Come Anja molti ucraini hanno parenti emigrati in Polonia lo scorso decennio. E resteranno ospiti di famigliari e amici mentre i bambini che non conoscono la lingua potranno frequentare corsi specifici e le lezioni scolastiche. Madri e figli minori vengono accolte dalle suore di Przemysl oppure nei centri di accoglienza adibiti a scuola e nel capannone del centro commerciale Tesco. Come Anja è tornata all’inferno anche una giovane mamma con la bambina piccola in braccio. Erano entrambe sotto choc.
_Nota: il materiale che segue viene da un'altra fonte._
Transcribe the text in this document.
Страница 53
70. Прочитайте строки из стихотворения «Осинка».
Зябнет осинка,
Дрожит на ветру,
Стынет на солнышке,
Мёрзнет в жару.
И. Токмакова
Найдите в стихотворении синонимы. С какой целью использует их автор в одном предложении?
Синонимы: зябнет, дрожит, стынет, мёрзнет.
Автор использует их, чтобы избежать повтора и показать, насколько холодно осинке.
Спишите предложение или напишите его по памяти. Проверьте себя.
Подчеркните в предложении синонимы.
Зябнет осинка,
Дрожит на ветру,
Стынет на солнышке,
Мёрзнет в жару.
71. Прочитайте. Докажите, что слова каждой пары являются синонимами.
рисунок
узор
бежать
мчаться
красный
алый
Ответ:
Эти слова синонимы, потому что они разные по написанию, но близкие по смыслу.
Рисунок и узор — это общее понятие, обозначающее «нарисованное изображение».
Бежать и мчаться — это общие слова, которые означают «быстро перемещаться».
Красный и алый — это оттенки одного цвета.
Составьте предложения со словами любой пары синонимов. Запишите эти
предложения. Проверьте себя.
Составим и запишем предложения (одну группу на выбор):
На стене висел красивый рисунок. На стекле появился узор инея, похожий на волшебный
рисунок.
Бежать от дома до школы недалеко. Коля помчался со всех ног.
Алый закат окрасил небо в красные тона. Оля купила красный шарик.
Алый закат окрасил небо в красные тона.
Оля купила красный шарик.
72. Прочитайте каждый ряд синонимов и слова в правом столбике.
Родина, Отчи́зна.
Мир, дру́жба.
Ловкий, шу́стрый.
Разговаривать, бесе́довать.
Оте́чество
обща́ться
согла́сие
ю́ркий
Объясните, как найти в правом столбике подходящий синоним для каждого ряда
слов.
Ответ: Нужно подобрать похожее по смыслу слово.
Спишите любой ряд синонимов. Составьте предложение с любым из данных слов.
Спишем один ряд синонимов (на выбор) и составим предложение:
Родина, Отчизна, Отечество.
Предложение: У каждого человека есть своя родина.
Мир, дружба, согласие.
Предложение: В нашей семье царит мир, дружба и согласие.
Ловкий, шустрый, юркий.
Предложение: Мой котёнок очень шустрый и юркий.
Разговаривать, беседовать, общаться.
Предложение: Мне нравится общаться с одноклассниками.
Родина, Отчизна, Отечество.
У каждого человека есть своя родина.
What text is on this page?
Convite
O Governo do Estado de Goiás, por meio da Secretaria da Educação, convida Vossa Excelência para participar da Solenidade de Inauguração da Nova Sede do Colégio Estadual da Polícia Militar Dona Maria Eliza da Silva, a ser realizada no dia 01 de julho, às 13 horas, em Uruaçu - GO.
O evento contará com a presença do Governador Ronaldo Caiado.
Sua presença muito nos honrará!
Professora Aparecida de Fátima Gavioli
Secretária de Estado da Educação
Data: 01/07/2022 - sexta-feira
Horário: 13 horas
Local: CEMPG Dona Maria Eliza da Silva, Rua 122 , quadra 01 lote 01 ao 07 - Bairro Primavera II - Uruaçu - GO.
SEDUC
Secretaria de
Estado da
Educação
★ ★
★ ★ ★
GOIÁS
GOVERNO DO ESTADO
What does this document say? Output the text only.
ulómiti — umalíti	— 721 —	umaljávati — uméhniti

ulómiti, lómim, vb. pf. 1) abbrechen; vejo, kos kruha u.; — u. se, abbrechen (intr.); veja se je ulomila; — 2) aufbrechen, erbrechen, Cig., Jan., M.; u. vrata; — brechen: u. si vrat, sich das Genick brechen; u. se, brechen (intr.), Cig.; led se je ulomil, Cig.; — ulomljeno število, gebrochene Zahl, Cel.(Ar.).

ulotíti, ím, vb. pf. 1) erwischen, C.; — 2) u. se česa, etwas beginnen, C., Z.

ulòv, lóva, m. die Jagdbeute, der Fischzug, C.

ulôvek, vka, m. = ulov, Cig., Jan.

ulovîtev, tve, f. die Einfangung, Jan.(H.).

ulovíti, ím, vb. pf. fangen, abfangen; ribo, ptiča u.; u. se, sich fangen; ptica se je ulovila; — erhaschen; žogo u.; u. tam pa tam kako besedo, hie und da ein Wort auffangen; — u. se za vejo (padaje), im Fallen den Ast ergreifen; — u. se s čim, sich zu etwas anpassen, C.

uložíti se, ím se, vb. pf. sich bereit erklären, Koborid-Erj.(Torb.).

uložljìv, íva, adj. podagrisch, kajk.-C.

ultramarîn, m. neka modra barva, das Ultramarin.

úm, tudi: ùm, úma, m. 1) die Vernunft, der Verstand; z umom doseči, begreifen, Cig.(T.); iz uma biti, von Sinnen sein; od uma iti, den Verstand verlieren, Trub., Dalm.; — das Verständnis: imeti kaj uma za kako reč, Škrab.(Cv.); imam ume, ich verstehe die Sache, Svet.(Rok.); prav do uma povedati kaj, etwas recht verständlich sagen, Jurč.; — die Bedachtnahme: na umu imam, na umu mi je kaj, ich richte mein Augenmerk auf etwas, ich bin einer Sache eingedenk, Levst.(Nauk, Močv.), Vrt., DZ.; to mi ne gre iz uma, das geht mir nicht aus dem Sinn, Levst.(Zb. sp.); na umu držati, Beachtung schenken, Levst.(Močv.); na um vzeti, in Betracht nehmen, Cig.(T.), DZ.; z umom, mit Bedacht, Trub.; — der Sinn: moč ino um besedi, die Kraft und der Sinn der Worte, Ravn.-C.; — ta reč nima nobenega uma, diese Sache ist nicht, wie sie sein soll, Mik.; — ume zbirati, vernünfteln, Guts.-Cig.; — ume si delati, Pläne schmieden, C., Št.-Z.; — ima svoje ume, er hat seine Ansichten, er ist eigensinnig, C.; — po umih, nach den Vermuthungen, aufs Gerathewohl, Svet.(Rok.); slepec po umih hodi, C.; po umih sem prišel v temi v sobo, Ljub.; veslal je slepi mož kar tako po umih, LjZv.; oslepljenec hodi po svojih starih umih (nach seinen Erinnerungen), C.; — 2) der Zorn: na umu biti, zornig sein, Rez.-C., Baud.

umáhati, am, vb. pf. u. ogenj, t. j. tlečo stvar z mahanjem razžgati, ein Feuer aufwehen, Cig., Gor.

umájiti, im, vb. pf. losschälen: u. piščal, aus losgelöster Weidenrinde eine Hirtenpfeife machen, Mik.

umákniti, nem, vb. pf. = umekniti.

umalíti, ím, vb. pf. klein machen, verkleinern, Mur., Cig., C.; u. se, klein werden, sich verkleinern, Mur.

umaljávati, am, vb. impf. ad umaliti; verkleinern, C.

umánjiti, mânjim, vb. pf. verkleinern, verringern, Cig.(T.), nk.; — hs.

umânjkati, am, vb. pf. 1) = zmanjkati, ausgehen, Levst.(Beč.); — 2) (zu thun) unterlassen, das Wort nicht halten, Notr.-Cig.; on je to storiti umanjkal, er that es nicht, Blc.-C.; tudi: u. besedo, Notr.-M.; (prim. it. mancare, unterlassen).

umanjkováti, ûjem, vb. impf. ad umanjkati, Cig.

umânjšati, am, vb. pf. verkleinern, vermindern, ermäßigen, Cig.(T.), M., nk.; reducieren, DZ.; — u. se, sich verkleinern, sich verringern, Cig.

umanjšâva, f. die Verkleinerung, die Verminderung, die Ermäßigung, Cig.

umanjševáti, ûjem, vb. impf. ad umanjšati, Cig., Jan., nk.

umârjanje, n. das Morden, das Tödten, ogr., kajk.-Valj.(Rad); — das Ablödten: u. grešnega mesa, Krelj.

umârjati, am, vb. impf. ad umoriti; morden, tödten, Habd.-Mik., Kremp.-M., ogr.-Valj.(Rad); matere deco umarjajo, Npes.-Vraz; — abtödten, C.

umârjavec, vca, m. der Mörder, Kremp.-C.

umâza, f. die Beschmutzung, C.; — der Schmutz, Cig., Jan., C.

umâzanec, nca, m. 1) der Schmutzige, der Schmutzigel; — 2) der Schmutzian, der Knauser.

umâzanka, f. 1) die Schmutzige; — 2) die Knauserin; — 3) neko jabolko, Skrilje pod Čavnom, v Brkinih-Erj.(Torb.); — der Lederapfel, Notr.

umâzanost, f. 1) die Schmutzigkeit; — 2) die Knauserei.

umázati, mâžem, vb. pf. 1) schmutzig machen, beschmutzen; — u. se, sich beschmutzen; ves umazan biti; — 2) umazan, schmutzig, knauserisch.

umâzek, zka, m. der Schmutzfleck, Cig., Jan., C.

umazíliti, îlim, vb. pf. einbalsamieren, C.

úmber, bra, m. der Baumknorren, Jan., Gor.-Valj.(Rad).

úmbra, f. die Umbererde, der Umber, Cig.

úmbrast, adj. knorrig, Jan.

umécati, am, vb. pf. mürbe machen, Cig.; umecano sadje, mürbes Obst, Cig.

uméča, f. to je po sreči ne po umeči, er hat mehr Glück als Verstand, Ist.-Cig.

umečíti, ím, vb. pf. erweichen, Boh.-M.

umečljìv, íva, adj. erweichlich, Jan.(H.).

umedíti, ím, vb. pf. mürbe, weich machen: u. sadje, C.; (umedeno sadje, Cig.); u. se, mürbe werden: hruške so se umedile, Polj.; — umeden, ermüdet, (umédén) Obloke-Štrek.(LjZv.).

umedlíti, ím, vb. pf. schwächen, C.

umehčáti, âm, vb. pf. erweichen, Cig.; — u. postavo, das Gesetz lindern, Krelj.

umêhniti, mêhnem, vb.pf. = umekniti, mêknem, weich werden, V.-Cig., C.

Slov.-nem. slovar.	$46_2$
La donna ha detto alle volontarie della Caritas che non potevano restare lì, la figlia non smetteva di piangere perché voleva il papà, dovevano tornare a casa per stare con il marito.
C’è anche chi fa spola verso l’Italia per riunire le famiglie. Agostino Sella di "Don Bosco 2000" dei salesiani sta girando gli hub dell’accoglienza con il cartello "Sicily". «Abbiamo comunità a Enna, Catania e Piazza Armenina. Accompagniamo chi ha parenti nell’isola o chi non sa dove andare. Siamo arrivati mercoledì e ripartiremo sabato. Finora abbiamo raccolto l’adesione di 20 persone». C’è infine chi dalla sala di aspetto di non si vuole muovere. Rita, 70 anni, foulard da contadina in testa, viene da Zytomierz.
«Sono fuggita quando i russi hanno distrutto l’ospedale due giorni prima di Mariupol. Fortunatamente non ci sono state vittime. I miei due figli emigrati in Germania hanno detto che verranno a prendermi». Arriveranno in treno, Rita ha paura di perderli e resta accampata nella stazione della speranza.